Business Council for International Understanding
- Abbreviation: BCIU
- Formation: November 10, 1955; 70 years ago
- Founder: White House Industrial Cooperation Council Conference under President Dwight D. Eisenhower
- Founded at: Washington DC
- Type: Nonprofit
- Legal status: Business council
- Purpose: Provide commercial diplomacy services to the world’s governments and leading organizations
- Location: New York City, United States;
- Region served: Worldwide
- Services: Organize meetings, panel discussions and off-the-record briefings between business executives and senior government officials and heads of state
- Members: 150 major companies (2024)
- Official language: English
- President and CEO: Peter Tichansky
- Funding: Members fees
- Website: bciu.org

= Business Council for International Understanding =

Non-profit membership organisation

The Business Council for International Understanding (BCIU) is an American not-for-profit, nonpartisan, membership organization that encourages dialogue between business and political leaders in different countries. It holds events, briefings and programs for networking and education. Membership comprises more than 200 companies.

== History ==
BCIU was formed November 10, 1955, at the White House Industrial Cooperation Council Conference, as an initiative directed by U.S. President Dwight D. Eisenhower. It was established with the purpose of improving foreign understanding of business practices within the United States, thereby lifting a national image that had suffered greatly through the course of the Cold War.

The organization was intended to operate as a part of a larger Eisenhower program, called People to People; however, in 1958, the umbrella initiative was shut down after failing to amass an adequate amount of independent funding. BCIU survived the initial decentralization of direction and support, and has continued to perform many of its original duties.

== Activities ==

=== Corporate to Government Event Building ===
BCIU organizes conferences and receptions for its member companies and relevant government officials to address issues of common concern. The initiative to organize a conference is taken by BCIU members, U.S. government officials, or foreign government officials.

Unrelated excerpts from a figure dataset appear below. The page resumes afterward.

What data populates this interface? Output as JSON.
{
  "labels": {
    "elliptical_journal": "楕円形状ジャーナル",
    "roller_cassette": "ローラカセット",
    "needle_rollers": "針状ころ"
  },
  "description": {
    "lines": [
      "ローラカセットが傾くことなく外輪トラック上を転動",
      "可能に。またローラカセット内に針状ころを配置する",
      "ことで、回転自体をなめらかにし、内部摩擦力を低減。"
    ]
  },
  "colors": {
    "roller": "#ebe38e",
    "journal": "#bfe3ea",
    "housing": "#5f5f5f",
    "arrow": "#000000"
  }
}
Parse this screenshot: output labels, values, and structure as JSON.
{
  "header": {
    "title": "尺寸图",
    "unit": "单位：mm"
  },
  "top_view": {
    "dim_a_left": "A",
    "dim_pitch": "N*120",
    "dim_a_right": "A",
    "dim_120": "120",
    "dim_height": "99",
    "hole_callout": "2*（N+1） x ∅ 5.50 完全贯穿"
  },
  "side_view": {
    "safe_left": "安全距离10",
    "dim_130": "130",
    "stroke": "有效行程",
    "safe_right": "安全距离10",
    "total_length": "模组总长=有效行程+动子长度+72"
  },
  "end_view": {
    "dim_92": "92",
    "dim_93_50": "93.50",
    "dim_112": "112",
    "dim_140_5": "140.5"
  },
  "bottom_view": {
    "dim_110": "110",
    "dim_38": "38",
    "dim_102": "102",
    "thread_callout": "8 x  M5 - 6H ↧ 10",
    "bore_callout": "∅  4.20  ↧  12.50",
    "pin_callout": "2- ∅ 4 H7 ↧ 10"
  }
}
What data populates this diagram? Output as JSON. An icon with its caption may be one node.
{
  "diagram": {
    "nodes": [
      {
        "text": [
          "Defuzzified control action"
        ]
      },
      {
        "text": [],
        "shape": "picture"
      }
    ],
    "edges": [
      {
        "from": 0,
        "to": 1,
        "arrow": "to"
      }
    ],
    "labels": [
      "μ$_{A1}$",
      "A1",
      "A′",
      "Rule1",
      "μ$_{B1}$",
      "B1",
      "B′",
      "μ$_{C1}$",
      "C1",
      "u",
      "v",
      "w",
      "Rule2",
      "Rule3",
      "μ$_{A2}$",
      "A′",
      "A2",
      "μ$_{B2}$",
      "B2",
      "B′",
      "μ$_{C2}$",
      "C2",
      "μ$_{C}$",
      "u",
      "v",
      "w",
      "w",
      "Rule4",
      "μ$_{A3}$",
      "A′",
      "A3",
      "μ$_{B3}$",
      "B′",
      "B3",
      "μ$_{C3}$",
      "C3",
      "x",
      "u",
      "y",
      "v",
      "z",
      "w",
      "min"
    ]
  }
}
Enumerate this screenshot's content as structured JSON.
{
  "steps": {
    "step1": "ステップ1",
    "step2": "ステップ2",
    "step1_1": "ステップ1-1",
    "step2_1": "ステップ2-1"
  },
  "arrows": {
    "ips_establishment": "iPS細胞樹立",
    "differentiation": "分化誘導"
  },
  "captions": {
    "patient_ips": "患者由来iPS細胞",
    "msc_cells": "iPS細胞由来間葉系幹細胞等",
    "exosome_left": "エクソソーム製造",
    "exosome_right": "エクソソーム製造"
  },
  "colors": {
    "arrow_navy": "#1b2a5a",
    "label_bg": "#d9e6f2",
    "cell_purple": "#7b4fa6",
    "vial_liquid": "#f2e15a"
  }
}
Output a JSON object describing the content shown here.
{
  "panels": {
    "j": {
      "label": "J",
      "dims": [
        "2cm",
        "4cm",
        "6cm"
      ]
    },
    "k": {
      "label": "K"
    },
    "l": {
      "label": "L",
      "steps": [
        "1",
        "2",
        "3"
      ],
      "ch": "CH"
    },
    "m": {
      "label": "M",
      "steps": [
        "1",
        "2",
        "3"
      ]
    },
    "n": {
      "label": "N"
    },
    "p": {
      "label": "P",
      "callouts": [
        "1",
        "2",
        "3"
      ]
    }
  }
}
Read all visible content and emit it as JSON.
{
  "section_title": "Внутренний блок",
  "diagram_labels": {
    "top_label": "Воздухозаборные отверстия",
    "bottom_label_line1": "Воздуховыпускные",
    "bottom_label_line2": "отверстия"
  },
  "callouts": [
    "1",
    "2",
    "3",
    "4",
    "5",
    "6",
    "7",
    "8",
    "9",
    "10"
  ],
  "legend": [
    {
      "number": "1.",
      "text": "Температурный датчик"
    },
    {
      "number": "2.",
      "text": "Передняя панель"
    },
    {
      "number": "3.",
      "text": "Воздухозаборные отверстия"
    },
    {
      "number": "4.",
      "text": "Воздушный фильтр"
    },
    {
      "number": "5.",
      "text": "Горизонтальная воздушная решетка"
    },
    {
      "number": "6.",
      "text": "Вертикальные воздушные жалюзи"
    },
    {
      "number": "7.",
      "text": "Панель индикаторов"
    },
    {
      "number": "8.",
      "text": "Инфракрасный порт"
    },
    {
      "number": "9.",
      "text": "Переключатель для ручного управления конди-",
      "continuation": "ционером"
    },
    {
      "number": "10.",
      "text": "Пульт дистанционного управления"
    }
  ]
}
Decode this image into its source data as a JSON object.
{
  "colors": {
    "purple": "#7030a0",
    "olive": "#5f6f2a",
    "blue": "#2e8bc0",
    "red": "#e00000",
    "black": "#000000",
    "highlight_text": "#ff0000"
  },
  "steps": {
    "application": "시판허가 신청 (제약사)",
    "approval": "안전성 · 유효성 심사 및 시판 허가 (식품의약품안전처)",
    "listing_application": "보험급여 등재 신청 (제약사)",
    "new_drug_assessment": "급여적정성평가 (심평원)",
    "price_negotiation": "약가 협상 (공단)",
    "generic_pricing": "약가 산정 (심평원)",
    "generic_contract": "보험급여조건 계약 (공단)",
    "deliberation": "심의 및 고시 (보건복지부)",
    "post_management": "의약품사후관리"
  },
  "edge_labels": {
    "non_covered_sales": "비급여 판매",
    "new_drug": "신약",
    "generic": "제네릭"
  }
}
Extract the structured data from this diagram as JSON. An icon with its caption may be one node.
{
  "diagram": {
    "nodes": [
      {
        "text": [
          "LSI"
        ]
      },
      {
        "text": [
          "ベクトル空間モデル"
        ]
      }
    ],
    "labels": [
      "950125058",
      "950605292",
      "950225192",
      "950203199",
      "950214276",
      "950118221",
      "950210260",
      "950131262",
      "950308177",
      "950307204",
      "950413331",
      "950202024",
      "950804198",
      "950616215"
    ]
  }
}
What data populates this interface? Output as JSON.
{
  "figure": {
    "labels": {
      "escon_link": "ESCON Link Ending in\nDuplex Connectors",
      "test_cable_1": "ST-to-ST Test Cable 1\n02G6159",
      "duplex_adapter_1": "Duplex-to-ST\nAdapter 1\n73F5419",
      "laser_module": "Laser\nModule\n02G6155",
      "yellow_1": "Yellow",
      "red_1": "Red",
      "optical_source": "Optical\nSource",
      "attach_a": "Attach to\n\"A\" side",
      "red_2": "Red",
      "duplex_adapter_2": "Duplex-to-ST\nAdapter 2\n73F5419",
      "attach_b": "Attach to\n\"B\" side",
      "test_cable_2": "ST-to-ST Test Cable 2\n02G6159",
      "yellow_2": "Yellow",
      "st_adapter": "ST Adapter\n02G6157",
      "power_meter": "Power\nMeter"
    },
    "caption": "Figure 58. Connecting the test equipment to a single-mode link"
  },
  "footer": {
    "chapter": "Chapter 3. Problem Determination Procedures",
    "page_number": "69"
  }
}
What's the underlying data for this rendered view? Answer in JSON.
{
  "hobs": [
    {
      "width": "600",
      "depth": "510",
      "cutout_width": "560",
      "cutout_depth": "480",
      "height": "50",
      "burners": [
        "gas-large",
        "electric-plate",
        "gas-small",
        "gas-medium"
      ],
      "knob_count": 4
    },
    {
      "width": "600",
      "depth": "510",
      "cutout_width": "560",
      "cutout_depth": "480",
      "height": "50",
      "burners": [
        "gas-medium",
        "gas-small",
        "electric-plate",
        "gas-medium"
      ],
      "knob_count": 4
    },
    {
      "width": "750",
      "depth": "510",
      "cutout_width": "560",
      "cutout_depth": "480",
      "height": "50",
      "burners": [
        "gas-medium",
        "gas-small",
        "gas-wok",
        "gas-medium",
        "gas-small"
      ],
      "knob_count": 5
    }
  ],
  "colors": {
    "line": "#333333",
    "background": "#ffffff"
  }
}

The specific format of these meetings is typically left to the discretion of the host.

=== Government contracts ===
BCIU is a pre-qualified Indefinite-Quantity Contractor (IQC) for the U.S. Trade and Development Agency (USTDA). Since 2006, BCIU has bid for opportunities to plan and manage orientation visits, conferences, and training programs in support of USTDA objectives. Once awarded a contract, BCIU is responsible for project implementation, which can include a series of meetings, site visits, roundtables, conferences, and receptions with foreign delegations. BCIU performs similar functions for the Overseas Private Investment Corporation.

=== Training ===
The organization provides commercial diplomacy training to the U.S. foreign service and other U.S. officials involved in trade promotion agencies for the sake of improved intercultural literacy. All training programs are conducted at the Foreign Service Institute.

=== Ambassador Consultations ===
BCIU organizes consultations with American businesses for outgoing ambassadors to update them on current business and commercial matters affecting their country of jurisdiction.

=== Business practica ===
BCIU organizes a program that places Foreign Service Officers into companies for two to three months to gain practical experience after having completed the Foreign Service Institute’s economic and commercial training course.

=== Past functions ===
From 1957 to 1990, BCIU operated a cross-cultural training institute with support from American University. Launched by the Eisenhower administration as the BCIU Institute, the program was designed to prepare international executives to meet the personal and professional challenges inherent to working abroad. The curriculum of the BCIU sessions included language and cultural training, as well as briefings on the current state of the U.S., its foreign policy, and its slipping image abroad. The program now runs as the Intercultural Management Institute as a part of American University’s School of International Service.

== Annual gala ==
Since 1984, BCIU has held an annual Gala in New York to celebrate partnerships within international trade and diplomacy. In 2003, BCIU introduced the Dwight D. Eisenhower Global Leadership Award, which honors a member of the business community for their leadership and achievement in the international arena; recent honorees include Sergio Marchionne and Mukesh Ambani.